Klangfülle und Klangschönheit erfüllte das „Erzherzog-Trio,“ das Beethoven seinem Schüler und Gönner Erzherzog Rudolph von Österreich widmete. Wo die drei Ausnahmekünstler mit diesem Trio auftreten und mit besonderer Hingabe, Einfühlungsvermögen und Klangsinnlichkeit musizieren, schlagen die Wellen der Begeisterung hoch, wird es zu einem „Fest der Kammermusik“. Die Drei waren bestens aufeinander eingestimmt, ließen im 2. Satz die Melodie vom Cello zur Violine und dann zum Klavier wandern als „spielten sie sich gegenseitig die Bälle zu“. Einer gab sie dem anderen freundlich weiter, der sie aufnahm und ebenso freundlich weiterreichte. Der 3. Satz begann in schöner lyrischer Stimmung mit dem Thema am Klavier. Die beiden Anderen stimmten ein, ein Schwelgen in melodischem Klang, in äußerster Transparenz und mit viel Feingefühl musiziert, das in die Tiefen der Komposition und in die Seele der Zuhörer drang.
Hier haben sich die drei Richtigen zusammen gefunden, drei Solisten, die sich trotz unterschiedlicher Nationalität und Vita durch ihre Liebe zur Musik, insbesondere der von Beethoven und Brahms verbunden fühlen. Sie musizierten mit Fingerspitzengefühl für jedes er beiden Trios, eines Sinnes und mit gleichem Musikverständnis. Sie scheinen gemeinsam zu fühlen und zu atmen.
Bei so viel Hingabe und Vertiefen in die Musik gönnten sich die Musiker etwas längere Pausen zwischen den Sätzen, um sich in das Folgende zu vertiefen, was einige Besucher zu „Zwischenapplaus“ nach wirklich jedem Satz veranlasste. Das beeinträchtigt zwar die Konzentration der Zuhörer – die Musiker nahmen es mit freundlichem Lächeln – zeigt aber andererseits, dass das Konzert auch Besucher mit weniger „Insider-Wissen“ angelockt hat, sei es wegen der prominenten Ausführenden oder wegen dem verlockenden Programm oder einfach nur aus Lust an der Freude zur Musik. Man möchte doch immer die „Menschen von der Straße“ in die Konzertsäle locken, da muss man auch deren Reaktionen tolerieren.
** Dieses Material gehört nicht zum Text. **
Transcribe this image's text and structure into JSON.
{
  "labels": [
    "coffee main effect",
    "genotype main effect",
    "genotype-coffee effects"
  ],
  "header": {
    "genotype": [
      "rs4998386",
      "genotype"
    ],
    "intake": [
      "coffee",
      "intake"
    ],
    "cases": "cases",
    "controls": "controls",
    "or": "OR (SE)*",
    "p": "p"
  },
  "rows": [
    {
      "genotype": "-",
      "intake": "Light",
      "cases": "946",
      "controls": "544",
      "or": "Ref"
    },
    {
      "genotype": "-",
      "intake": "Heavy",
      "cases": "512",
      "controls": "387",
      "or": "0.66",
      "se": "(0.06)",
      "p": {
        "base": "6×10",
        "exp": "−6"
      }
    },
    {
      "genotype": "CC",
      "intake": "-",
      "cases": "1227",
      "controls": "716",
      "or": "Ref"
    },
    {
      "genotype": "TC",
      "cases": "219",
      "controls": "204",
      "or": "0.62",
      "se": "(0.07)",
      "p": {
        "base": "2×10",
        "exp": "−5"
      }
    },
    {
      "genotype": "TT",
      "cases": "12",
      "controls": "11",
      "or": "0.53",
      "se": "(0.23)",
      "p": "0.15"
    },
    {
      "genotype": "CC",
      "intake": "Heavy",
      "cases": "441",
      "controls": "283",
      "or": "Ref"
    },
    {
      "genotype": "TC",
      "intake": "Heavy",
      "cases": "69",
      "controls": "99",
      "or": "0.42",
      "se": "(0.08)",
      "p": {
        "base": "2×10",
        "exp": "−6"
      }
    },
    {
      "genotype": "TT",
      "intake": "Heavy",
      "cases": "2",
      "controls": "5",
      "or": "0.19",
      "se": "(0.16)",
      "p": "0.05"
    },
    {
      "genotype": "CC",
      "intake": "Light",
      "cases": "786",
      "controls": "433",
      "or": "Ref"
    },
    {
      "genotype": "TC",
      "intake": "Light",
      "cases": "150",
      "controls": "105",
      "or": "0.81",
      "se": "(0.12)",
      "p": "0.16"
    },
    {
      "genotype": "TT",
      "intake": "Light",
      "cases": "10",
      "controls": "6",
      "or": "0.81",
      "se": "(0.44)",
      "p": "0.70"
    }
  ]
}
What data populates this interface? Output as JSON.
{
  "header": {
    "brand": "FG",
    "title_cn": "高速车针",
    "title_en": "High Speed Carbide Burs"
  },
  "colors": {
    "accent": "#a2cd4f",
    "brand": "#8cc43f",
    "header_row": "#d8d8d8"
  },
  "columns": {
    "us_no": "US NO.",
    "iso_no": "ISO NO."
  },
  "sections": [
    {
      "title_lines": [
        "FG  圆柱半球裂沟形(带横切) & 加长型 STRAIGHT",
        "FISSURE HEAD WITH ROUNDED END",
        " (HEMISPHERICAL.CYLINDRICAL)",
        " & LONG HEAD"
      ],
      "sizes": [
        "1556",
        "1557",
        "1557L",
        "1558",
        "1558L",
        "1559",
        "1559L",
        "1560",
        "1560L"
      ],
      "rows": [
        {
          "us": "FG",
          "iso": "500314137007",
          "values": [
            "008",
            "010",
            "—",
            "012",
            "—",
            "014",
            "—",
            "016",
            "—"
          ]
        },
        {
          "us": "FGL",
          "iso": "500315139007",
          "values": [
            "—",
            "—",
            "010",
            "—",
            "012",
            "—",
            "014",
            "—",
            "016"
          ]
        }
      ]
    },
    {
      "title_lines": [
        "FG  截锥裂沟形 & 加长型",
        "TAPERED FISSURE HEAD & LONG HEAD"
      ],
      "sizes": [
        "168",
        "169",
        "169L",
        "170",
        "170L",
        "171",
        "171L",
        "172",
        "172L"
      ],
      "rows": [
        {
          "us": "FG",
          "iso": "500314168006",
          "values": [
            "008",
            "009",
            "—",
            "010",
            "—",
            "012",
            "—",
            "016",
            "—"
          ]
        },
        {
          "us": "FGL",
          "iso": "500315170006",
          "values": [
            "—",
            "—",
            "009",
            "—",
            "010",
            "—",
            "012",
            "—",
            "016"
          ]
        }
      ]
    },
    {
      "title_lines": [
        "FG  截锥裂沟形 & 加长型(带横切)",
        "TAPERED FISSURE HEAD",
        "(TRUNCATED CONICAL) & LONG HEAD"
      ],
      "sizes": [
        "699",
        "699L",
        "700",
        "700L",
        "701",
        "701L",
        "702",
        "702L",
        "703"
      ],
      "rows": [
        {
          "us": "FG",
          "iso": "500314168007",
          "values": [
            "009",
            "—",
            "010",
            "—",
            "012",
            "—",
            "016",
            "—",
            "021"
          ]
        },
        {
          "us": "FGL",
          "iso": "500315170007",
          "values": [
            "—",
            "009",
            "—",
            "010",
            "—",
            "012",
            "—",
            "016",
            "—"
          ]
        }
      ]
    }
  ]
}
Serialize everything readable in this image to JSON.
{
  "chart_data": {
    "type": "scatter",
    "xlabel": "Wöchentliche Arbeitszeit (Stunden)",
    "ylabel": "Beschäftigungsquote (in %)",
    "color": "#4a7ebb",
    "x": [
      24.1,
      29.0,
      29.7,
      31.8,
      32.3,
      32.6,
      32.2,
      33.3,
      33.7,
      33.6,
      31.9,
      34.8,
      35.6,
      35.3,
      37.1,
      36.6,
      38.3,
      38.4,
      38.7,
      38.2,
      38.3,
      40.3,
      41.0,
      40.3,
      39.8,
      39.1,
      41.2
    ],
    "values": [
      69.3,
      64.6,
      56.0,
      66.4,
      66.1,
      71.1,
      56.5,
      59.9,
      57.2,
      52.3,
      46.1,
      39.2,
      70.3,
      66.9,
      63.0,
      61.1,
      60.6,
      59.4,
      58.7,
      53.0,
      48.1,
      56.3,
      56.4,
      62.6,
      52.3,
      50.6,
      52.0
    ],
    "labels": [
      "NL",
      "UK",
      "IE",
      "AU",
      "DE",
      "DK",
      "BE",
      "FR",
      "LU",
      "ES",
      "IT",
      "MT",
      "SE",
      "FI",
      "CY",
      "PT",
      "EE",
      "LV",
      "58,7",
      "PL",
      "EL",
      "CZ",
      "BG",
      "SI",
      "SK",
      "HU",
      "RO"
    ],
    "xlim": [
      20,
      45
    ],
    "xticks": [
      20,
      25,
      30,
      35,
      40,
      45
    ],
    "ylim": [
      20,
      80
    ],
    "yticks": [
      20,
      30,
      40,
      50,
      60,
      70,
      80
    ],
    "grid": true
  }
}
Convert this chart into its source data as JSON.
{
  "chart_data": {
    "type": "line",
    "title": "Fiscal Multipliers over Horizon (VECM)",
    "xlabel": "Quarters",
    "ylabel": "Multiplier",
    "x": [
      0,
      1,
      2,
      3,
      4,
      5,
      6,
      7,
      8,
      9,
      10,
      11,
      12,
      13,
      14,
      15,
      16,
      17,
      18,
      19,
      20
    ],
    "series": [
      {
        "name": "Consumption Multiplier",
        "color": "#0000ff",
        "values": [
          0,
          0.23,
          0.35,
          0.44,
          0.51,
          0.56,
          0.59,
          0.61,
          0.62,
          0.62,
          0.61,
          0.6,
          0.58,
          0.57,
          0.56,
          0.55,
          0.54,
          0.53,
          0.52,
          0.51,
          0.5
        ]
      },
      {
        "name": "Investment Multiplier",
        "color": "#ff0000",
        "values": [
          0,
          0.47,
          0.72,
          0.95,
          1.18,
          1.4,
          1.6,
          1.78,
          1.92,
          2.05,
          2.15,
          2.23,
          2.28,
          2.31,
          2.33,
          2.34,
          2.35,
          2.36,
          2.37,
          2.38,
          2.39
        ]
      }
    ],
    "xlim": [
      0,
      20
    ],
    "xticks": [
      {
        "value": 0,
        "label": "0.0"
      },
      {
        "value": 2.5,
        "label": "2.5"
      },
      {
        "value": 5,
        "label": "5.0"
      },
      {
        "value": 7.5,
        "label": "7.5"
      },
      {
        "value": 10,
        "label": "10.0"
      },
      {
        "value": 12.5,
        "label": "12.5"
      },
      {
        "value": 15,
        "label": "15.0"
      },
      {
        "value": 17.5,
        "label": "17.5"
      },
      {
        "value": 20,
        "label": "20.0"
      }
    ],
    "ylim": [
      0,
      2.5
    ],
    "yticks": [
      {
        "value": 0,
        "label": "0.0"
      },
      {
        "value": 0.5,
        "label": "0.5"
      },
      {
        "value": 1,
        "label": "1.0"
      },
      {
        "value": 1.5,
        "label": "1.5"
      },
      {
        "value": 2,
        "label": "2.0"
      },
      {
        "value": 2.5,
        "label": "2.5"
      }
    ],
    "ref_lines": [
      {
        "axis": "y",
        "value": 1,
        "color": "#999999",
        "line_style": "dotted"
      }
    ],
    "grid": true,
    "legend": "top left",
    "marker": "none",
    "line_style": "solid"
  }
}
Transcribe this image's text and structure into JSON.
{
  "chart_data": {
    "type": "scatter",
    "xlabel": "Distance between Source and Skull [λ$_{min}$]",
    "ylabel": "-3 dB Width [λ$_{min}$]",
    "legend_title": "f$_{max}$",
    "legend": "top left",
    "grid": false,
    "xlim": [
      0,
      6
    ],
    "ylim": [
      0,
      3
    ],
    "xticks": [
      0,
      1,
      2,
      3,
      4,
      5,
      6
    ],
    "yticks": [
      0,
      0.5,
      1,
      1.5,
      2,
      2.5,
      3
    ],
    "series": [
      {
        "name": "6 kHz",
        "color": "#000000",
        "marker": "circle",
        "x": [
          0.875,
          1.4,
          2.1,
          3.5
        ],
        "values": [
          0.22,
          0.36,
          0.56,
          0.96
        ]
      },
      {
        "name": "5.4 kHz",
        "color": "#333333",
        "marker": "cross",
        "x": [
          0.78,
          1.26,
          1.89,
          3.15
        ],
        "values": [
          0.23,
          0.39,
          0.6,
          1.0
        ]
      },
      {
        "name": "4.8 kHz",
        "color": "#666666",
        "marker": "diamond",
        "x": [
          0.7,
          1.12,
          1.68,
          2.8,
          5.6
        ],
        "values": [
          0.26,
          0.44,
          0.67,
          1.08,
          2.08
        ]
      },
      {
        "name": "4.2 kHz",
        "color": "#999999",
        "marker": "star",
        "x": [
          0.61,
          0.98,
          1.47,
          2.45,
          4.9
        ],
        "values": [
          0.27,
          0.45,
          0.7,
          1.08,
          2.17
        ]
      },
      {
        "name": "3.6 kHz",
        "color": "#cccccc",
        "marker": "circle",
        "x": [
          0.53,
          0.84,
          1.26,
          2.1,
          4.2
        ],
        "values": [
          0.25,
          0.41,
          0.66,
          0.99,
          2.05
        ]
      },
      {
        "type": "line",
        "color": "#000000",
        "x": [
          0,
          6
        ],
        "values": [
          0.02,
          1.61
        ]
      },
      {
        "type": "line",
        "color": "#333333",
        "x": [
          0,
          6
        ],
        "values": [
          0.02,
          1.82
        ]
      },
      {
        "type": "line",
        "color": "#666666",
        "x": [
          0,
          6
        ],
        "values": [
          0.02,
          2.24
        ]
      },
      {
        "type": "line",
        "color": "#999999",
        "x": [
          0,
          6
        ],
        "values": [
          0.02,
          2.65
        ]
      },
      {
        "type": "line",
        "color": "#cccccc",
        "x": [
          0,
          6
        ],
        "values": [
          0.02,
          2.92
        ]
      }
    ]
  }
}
Zumindest verhielten sich während des Konzertes alle sehr still und lauschten andächtig.
Für den enthusiastischen Applaus am Schluss bedankten sich die Musiker zunächst mit dem 2. Satz aus dem „Piano Trio Nr. 1 Es‑Dur“ von Franz Schubert, zart besaitet, sanft und innig gespielt, zuweilen wie „ein Hauch von Zephir“. Mit seinem Klangzauber wurde es zum inoffiziellen Höhepunkt des Abends.
Da der Beifall danach erst recht aufbrandete, verabschiedeten sich die Musiker mit dem Soundtrack aus dem Film „Schindlers Liste“ von John Williams, ebenso feinsinnig musiziert. In langanhaltender Stille konnte die Musik nach dem elegischen Ausklang noch lange nachklingen.